The name for this apple seems to promise a boatload o' sugar.

Thankfully, Sweetie's glucose level is moderate.

But you have to wonder why the marketing strategy of hyping the sweet stuff is so often the first resort for a genus of fruit that can be spicy, bracing, and wine-dark.
I have a bag of Sweeties, medium to large and so elongated that it is almost a silly-putty parody of the classical conical apple.

(Read further for an even thinner example.)

Most of these are also lopsided. The apple in the above photo leans so far towards the camera that it masks some of Sweetie's stretched-out length. Many of the samples just topple over.

A pretty blush of streaky orange-tinted red covers perhaps a third to a half of Sweetie's yellow peel.

Skinny Sweetie, with Wickson for contrast.

Ribbing is very moderate, and the apple's small lenticels are most prominent in the unblushed regions where they are sometimes russeted or otherwise filled.

This apple reached me through a supermarket, so the gloss on Sweetie's peel is likely the result of artificial wax.

(Whereas tiny Wickson, at right in the second photo above, came direct from the orchard and has a natural-wax shine.)

Let's bite in.

Dissolve 1 Cox into 20 Delicious....

Sweetie's medium coarse flesh is an unusual apricot-yellow. It has been off the tree since August and by October has a tender crunch.

The flavors are a bit washed out, but pleasant and harmonious: a faint trace of oranges, and a floral note, accent a sweet mild whole.

Closer to the core, the flesh is more conventionally light yellow.

Thought experiment: What if you diluted one Cox's Orange Pippin into a peck of Red Delicious?

This is not, let's face it, my kind of apple. It is also not the saccharin sugar bomb promised by the name. But fans of, say, Red Delicious might genuinely prize this mild fruit, though I suspect most would prefer a livelier crunch.
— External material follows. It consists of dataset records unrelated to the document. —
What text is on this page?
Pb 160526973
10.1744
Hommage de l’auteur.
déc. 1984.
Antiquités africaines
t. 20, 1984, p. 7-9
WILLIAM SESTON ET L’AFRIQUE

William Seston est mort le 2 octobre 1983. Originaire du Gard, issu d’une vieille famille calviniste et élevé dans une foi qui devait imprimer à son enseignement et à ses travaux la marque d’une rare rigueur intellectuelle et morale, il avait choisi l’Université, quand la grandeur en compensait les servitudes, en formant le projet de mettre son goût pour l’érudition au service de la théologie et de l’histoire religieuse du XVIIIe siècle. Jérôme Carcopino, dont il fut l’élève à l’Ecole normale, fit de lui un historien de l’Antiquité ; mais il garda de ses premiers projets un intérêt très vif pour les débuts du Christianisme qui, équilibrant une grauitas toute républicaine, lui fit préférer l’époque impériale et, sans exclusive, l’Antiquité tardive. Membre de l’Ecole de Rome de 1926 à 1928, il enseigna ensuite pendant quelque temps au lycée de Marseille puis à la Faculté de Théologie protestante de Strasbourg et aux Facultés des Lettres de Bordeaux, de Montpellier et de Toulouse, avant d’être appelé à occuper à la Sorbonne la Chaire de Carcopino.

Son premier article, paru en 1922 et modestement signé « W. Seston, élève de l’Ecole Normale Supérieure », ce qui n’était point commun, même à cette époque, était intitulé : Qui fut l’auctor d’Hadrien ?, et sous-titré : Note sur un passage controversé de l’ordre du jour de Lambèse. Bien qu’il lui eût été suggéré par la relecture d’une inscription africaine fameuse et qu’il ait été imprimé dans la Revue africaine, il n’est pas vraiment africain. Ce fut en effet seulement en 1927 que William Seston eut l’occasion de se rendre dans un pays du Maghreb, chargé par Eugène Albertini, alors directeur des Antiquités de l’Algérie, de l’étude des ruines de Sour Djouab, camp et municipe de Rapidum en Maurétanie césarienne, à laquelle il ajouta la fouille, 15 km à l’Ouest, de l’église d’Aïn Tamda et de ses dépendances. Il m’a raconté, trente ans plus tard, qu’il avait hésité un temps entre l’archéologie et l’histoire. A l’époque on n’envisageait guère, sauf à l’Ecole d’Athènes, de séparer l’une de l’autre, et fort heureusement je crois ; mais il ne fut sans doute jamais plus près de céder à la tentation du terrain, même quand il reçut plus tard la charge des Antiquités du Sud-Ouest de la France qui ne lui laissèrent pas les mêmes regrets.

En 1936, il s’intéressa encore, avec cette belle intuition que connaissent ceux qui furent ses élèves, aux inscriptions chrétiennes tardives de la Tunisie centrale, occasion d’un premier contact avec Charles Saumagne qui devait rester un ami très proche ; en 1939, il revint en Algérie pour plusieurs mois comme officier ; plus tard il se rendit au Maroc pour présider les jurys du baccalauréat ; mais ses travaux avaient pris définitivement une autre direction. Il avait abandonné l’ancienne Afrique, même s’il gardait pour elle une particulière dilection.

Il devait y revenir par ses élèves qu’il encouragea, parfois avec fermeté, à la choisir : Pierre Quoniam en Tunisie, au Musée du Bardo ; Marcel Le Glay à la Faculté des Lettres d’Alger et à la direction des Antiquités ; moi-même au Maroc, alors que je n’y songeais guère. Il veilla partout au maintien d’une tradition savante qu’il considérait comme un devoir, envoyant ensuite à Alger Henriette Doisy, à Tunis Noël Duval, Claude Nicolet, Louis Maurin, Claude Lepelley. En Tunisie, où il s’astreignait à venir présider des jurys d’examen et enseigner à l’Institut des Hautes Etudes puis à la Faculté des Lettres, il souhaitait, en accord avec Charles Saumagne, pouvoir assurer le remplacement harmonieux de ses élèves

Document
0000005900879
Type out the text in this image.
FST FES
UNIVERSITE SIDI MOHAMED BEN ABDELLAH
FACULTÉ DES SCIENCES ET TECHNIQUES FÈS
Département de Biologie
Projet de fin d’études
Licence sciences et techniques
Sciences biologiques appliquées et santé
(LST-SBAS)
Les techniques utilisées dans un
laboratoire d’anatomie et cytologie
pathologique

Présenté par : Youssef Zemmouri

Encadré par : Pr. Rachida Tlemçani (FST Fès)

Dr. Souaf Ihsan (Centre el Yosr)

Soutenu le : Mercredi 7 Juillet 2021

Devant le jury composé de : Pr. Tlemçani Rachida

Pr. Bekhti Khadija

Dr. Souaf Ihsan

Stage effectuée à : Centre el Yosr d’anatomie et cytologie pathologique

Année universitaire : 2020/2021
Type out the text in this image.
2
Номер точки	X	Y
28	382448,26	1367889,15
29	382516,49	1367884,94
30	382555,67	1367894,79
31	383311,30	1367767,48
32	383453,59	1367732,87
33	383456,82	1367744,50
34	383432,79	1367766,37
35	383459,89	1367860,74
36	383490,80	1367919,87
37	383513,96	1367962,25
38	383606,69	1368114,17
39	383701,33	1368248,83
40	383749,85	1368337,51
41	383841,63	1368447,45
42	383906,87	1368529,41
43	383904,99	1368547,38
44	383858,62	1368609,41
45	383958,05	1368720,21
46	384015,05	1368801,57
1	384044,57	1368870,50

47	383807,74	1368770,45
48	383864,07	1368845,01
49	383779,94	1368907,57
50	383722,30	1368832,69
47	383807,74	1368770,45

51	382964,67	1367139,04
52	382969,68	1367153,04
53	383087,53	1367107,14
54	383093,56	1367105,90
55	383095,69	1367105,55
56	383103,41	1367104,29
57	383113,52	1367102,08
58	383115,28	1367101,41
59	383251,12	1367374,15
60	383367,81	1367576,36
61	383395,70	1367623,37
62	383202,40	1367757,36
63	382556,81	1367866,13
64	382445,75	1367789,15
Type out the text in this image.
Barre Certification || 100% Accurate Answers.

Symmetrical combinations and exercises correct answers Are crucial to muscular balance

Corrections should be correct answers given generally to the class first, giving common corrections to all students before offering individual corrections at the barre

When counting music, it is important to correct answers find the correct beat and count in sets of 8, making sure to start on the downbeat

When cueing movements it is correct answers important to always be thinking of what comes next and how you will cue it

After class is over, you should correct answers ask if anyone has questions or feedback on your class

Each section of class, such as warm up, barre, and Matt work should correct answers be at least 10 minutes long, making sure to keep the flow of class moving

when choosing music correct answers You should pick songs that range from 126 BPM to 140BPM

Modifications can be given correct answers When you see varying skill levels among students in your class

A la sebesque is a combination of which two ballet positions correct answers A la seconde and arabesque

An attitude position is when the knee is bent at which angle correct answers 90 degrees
Incidentally, my first bite into this variety conveyed a very different impression, including caramel, black pepper, and ashes, along with the mild floral sweetness. Really not what I was expecting at all!

However, that experience was a one-off, and I conclude these flavors were an artifact of something on the apple, or perhaps peel flora.

This being the modern monetized world, the name "Sweetie" is trademarked. It's another Braeburn x Gala cross, and not the best of the lot either in my view. But, de gustibus.